Nov. 21: World Hello Day! (And I Missed It!)

Hi Readers: Or rather, a belated HELLO! I am so sorry I totally missed alerting us all to World Hello Day on the 21st– a day when we are all exhorted to greet 10 different people. This reminds them and ourselves that most  people are pretty good, and that talking beats fighting. Also that everyone is better off when we are greeting each other, rather than, say, sneering or snorting or staring with ill-concealed suspicion. So why not make this long Thanksgiving weekend a Hello Weekend?

And yes, that means even saying a kindly hello to the folks you see across the turkey. — Lenore

13 Responses

  1. That’s awesome – so sad we missed it. Will have to try and do it today.

    I’d love to hear your take on this article…

    http://www.bbc.co.uk/go/rss/int/news/-/news/uk-scotland-glasgow-west-11821439

    As I am about to go outside and set up an art centre for my 2 year old with long paintbrushes.

  2. What a great holiday. Have to remember that one. Could make shopping at this time of year much more pleasant… although I usually avoid those crowds.

  3. Everyday in New Orleans is hello day, or at least how ya’ doin’ day! Everybody greets everybody here.

  4. Although I have limited means in getting around, I made the effort to say hello to as many people downtown as I could on Sunday. Greeted people numbers 11 and 12 were my brother taking my mom out to lunch.
    Saying hello to 10 people we meet is friendlier and a more positive outlook than being afraid of the friends one hasn’t met.

  5. Whenever I’m walking, and I see someone (anyone) looking at me in a friendly manner, I always say hi, strangers or not, or at least a smile with a nod. Ever since an elder woman (many years ago) told me that I just made her day by being polite and nice to her (I smiled and said hi to her, then let her get on the train before I did). That she didn’t see that much from “young” people anymore. I realized that a smile does go a long way. You never know who you can touch with a smile. You may even change their outlook on life and never know it. “Do unto others…”. 😉

  6. My girls haven’t really had a fair shake at that whole “don’t talk to strangers” mentality. After all, their mother talks to random folks all the time, and it usually pans out for all involved. I recently wrote a post about how going against the flow (actually TALKING to strangers) makes for the most fantastic vacations. It’s here: http://jenpb.blogspot.com/2010/10/how-to-have-great-vacation.html

  7. Thankfully I live in a community where it is ‘normal’ to smile and say ‘good morning’ or ‘good afternoon’ when you meet people on the street.

    We actually comment if someone *doesn’t* do it!

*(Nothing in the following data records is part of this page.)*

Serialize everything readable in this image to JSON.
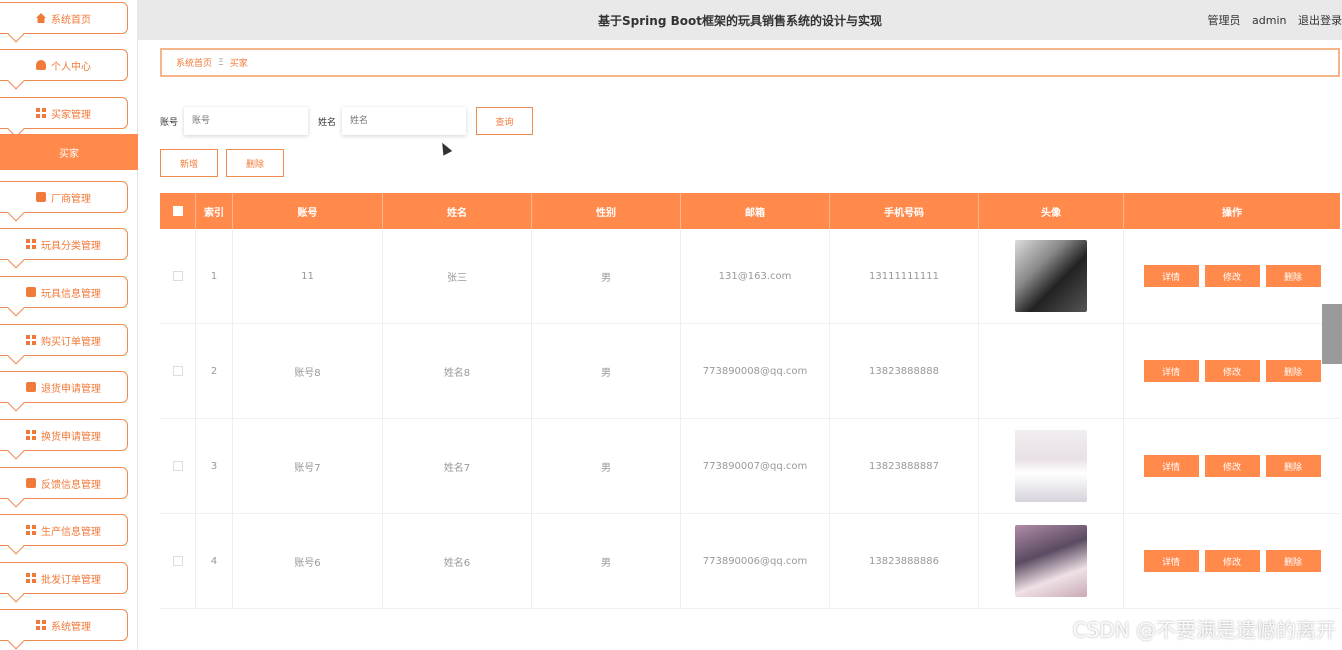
{
  "header": {
    "title": "基于Spring Boot框架的玩具销售系统的设计与实现",
    "user_role": "管理员",
    "user_name": "admin",
    "logout": "退出登录"
  },
  "sidebar": {
    "items": [
      {
        "label": "系统首页",
        "icon": "home-icon"
      },
      {
        "label": "个人中心",
        "icon": "user-icon"
      },
      {
        "label": "买家管理",
        "icon": "grid-icon"
      },
      {
        "label": "买家",
        "icon": "",
        "active": true
      },
      {
        "label": "厂商管理",
        "icon": "factory-icon"
      },
      {
        "label": "玩具分类管理",
        "icon": "grid-icon"
      },
      {
        "label": "玩具信息管理",
        "icon": "box-icon"
      },
      {
        "label": "购买订单管理",
        "icon": "grid-icon"
      },
      {
        "label": "退货申请管理",
        "icon": "box-icon"
      },
      {
        "label": "换货申请管理",
        "icon": "grid-icon"
      },
      {
        "label": "反馈信息管理",
        "icon": "box-icon"
      },
      {
        "label": "生产信息管理",
        "icon": "grid-icon"
      },
      {
        "label": "批发订单管理",
        "icon": "grid-icon"
      },
      {
        "label": "系统管理",
        "icon": "grid-icon"
      }
    ]
  },
  "breadcrumb": {
    "home": "系统首页",
    "separator": "Ξ",
    "current": "买家"
  },
  "search": {
    "account_label": "账号",
    "account_placeholder": "账号",
    "name_label": "姓名",
    "name_placeholder": "姓名",
    "query_button": "查询"
  },
  "actions": {
    "add": "新增",
    "delete": "删除"
  },
  "table": {
    "headers": [
      "索引",
      "账号",
      "姓名",
      "性别",
      "邮箱",
      "手机号码",
      "头像",
      "操作"
    ],
    "rows": [
      {
        "index": "1",
        "account": "11",
        "name": "张三",
        "gender": "男",
        "email": "131@163.com",
        "phone": "13111111111"
      },
      {
        "index": "2",
        "account": "账号8",
        "name": "姓名8",
        "gender": "男",
        "email": "773890008@qq.com",
        "phone": "13823888888"
      },
      {
        "index": "3",
        "account": "账号7",
        "name": "姓名7",
        "gender": "男",
        "email": "773890007@qq.com",
        "phone": "13823888887"
      },
      {
        "index": "4",
        "account": "账号6",
        "name": "姓名6",
        "gender": "男",
        "email": "773890006@qq.com",
        "phone": "13823888886"
      }
    ],
    "op_detail": "详情",
    "op_edit": "修改",
    "op_delete": "删除"
  },
  "watermark": "CSDN @不要满是遗憾的离开",
  "colors": {
    "accent": "#ff8a4c",
    "accent_border": "#f08b50",
    "header_bg": "#e9e9e9"
  }
}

  8. There’s a special day for that? Huh…I do it everywhere I go.🙂

  9. This reminds me of something my grandpa told me many years ago. That there were certain places where you were expected to say “hello”, and other ones where it’s not necessary (remember that part in “Crocodile Dundee”, where he greets everyone he passes by in Manhattan’s rush hour?).
    The places I remember where it was compulsory, were the countryside (always and everyone), places you know you will share for a while (waiting rooms, elevators), and crossing someone on your way, that you have ostensibly not missed (like a path in the park, or a long hotel corridor).
    Man, he was truly a good-mannered gentleman… Miss you, Avi.

  10. Lola: I believe the underlying rule is related to population density. If you’re only passing a few people on your journey, your brain is able to cope with them and so you greet them. But above a certain number of people you get overwhelmed and have to shut them out to be able to cope.

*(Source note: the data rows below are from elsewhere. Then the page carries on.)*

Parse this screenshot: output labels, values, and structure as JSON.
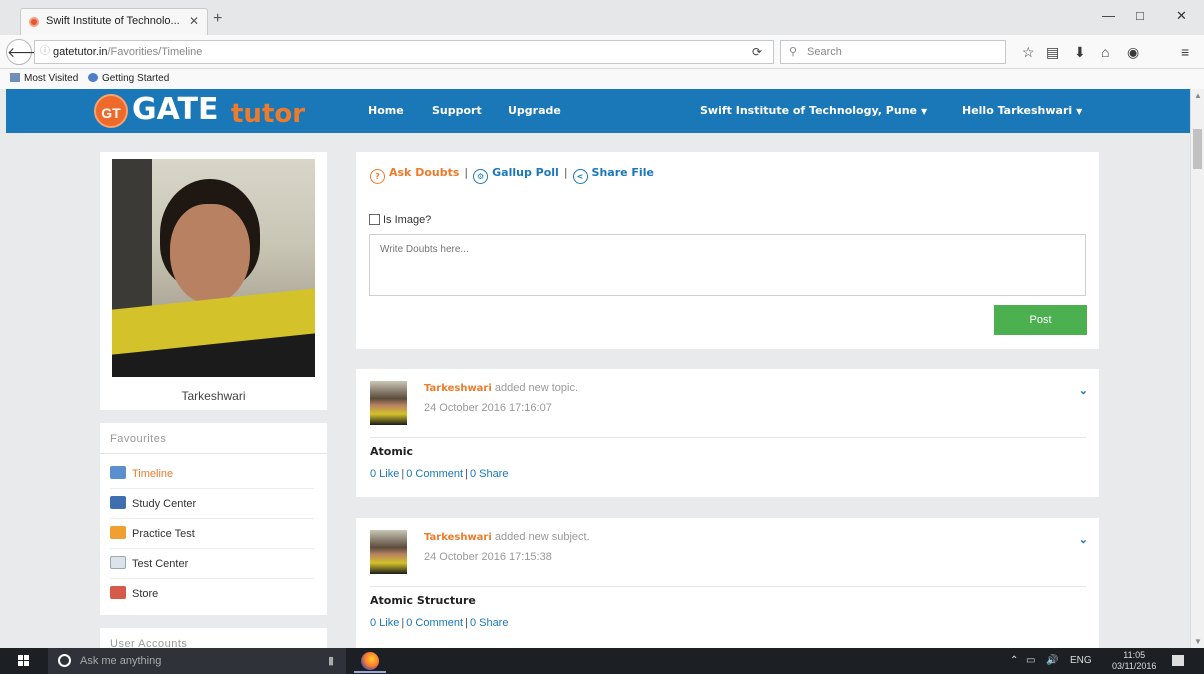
{
  "browser": {
    "tab_title": "Swift Institute of Technolo...",
    "tab_close": "✕",
    "new_tab": "+",
    "url_domain": "gatetutor.in",
    "url_path": "/Favorities/Timeline",
    "search_placeholder": "Search",
    "bookmarks": [
      "Most Visited",
      "Getting Started"
    ]
  },
  "header": {
    "logo_badge": "GT",
    "logo_main": "GATE",
    "logo_sub": "tutor",
    "nav": [
      "Home",
      "Support",
      "Upgrade"
    ],
    "institute": "Swift Institute of Technology, Pune",
    "greeting": "Hello Tarkeshwari",
    "brand_color": "#1b78b8",
    "accent_color": "#ee7b2b"
  },
  "profile": {
    "name": "Tarkeshwari"
  },
  "favourites": {
    "title": "Favourites",
    "items": [
      {
        "label": "Timeline",
        "icon": "timeline-icon",
        "active": true
      },
      {
        "label": "Study Center",
        "icon": "study-center-icon",
        "active": false
      },
      {
        "label": "Practice Test",
        "icon": "practice-test-icon",
        "active": false
      },
      {
        "label": "Test Center",
        "icon": "test-center-icon",
        "active": false
      },
      {
        "label": "Store",
        "icon": "store-icon",
        "active": false
      }
    ]
  },
  "user_accounts": {
    "title": "User Accounts"
  },
  "composer": {
    "tabs": [
      "Ask Doubts",
      "Gallup Poll",
      "Share File"
    ],
    "is_image_label": "Is Image?",
    "placeholder": "Write Doubts here...",
    "post_button": "Post"
  },
  "posts": [
    {
      "author": "Tarkeshwari",
      "action": "added new topic.",
      "date": "24 October 2016 17:16:07",
      "topic": "Atomic",
      "likes": "0 Like",
      "comments": "0 Comment",
      "shares": "0 Share"
    },
    {
      "author": "Tarkeshwari",
      "action": "added new subject.",
      "date": "24 October 2016 17:15:38",
      "topic": "Atomic Structure",
      "likes": "0 Like",
      "comments": "0 Comment",
      "shares": "0 Share"
    }
  ],
  "taskbar": {
    "search_placeholder": "Ask me anything",
    "language": "ENG",
    "time": "11:05",
    "date": "03/11/2016"
  }
}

    But more people speak to you if you have a dog.
    http://www.ingentaconnect.com/content/berg/anthroz/2004/00000017/00000004/art00004

  11. I don’t know if the root cause is being Southern or our deep Irish roots and the implied gift of gab but we here in the South habitually greet total strangers regularly.

    I hope we never lose that aspect of Southern-ness.

    I love your blog, Lenore. Happy Thanksgiving.

  12. I struggle with this not because I think strangers are inherently dangerous, but because I’m introverted. It is nice to have a friendly smile and not back when I try very hard to make an effort when walking down the street in my neighbourhood to say hello to the other walkers.

  13. I’m living in Northern Italy, where people are notoriously cold and aloof (or so I had been told). So I decided to smile at every single person I passed by on the street with whom I made eye contact (it’s Europe, people actually walk on the streets, unilke the U.S.!). And guess what? Many smile back!

    The best part is that I’m introverted, so I’ve had to make an effort, but it’s paying off! Sure, not everyone smiles back at me, but I like to think that my smile is warming their hearts even a little bit, and perhaps, just perhaps, they’ll think about smiling at the next person they meet.